The latter point is particularly pertinent when taking into account that transparency was the impetus for the Purdy case and as it stands this does not appear to have been achieved, with the policy stating that its criteria for prosecution is not absolute, ‘these lists of public interest factors are not exhaustive’[16] and also that some criteria carried more weight than others, ’it is quite possible that one factor alone may outweigh a number of other factors which tend in the opposite direction’.

[17] Stipulations such as these obscure the mechanisms of the law and make it difficult for a person to achieve an informed decision as to whether their actions would be prosecuted. The publication of guidelines was also criticised extensively by those not in favour of assisted suicide, as it was possible to make comparisons with the Netherlands experience, where the Royal Dutch Society of Medicine introduced guidelines for euthanasia that were distorted over time to become more lenient.

[18] It is a far from perfect analogy however, as the Dutch example dealt with when legal actions were permitted, whereas the DPP guidelines focus purely on when an illegal act will be prosecuted. The final development from case law came in 2014: Nicklinson and Lamb both suffered from locked in syndrome and brought cases on familiar grounds, challenging the legitimacy of the law under Article 8 of the ECHR and appealing until their case reached the Supreme Court.

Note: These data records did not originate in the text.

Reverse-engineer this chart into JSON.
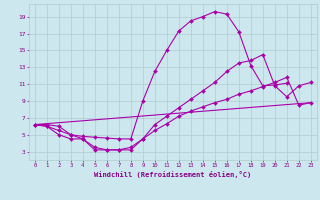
{
  "background_color": "#cce8ee",
  "grid_color": "#b0cccc",
  "line_color": "#aa00aa",
  "marker_color": "#aa00aa",
  "xlabel": "Windchill (Refroidissement éolien,°C)",
  "xlabel_color": "#880088",
  "tick_color": "#880088",
  "xlim": [
    -0.5,
    23.5
  ],
  "ylim": [
    2.0,
    20.5
  ],
  "yticks": [
    3,
    5,
    7,
    9,
    11,
    13,
    15,
    17,
    19
  ],
  "xticks": [
    0,
    1,
    2,
    3,
    4,
    5,
    6,
    7,
    8,
    9,
    10,
    11,
    12,
    13,
    14,
    15,
    16,
    17,
    18,
    19,
    20,
    21,
    22,
    23
  ],
  "line1_x": [
    0,
    1,
    2,
    3,
    4,
    5,
    6,
    7,
    8,
    9,
    10,
    11,
    12,
    13,
    14,
    15,
    16,
    17,
    18,
    19,
    20,
    21
  ],
  "line1_y": [
    6.2,
    6.2,
    6.0,
    5.0,
    4.8,
    4.7,
    4.6,
    4.5,
    4.5,
    9.0,
    12.5,
    15.0,
    17.3,
    18.5,
    19.0,
    19.6,
    19.3,
    17.2,
    13.2,
    10.8,
    10.9,
    11.1
  ],
  "line2_x": [
    0,
    1,
    2,
    3,
    4,
    5,
    6,
    7,
    8,
    9,
    10,
    11,
    12,
    13,
    14,
    15,
    16,
    17,
    18,
    19,
    20,
    21,
    22,
    23
  ],
  "line2_y": [
    6.2,
    6.0,
    5.0,
    4.5,
    4.5,
    3.2,
    3.2,
    3.2,
    3.2,
    4.5,
    6.2,
    7.2,
    8.2,
    9.2,
    10.2,
    11.2,
    12.5,
    13.5,
    13.8,
    14.5,
    10.8,
    9.5,
    10.8,
    11.2
  ],
  "line3_x": [
    0,
    1,
    2,
    3,
    4,
    5,
    6,
    7,
    8,
    9,
    10,
    11,
    12,
    13,
    14,
    15,
    16,
    17,
    18,
    19,
    20,
    21,
    22,
    23
  ],
  "line3_y": [
    6.2,
    6.0,
    5.5,
    5.0,
    4.5,
    3.5,
    3.2,
    3.2,
    3.5,
    4.5,
    5.5,
    6.3,
    7.2,
    7.8,
    8.3,
    8.8,
    9.2,
    9.8,
    10.2,
    10.7,
    11.2,
    11.8,
    8.5,
    8.8
  ],
  "line4_x": [
    0,
    23
  ],
  "line4_y": [
    6.2,
    8.8
  ]
}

[19] Although their appeal was dismissed it does appear to have provided a catalyst for opening debate around the key problem with reform through jurisprudence,[20] summarised best by Lord Hope in Purdy “It is no part of our function to change the law in order to decriminalise assisted suicide. If changes are to be made, as to which I express no opinion, this must be a matter for Parliament.

”[21] Even as it stands the case of Nicklinson and Lamb is arguably pivotal for reform, perhaps more so than if it had achieved a declaration of incompatibility which Parliament is within its right to ignore, as it has lead Lord Neuberger to explicitly challenge Parliament, ‘bearing in mind the predicament of the Applicants, and the attention the matter has been given inside and outside Parliament over the past twelve years, one would expect to see the issue whether there should be any and if so what legislation covering those in the situation of Applicants explicitly debated in the near future.

’[22] It may not have been his intent to do so but the undercurrent of an ultimatum his statement carries highlights the currently untenable position the court is in, unable to constitutionally address an issue whilst continually asked to do so. It is evidently not an issue for the courts to decide, and as the limit of legislative interpretation appears to have been reached the only remaining place for reform is Parliament.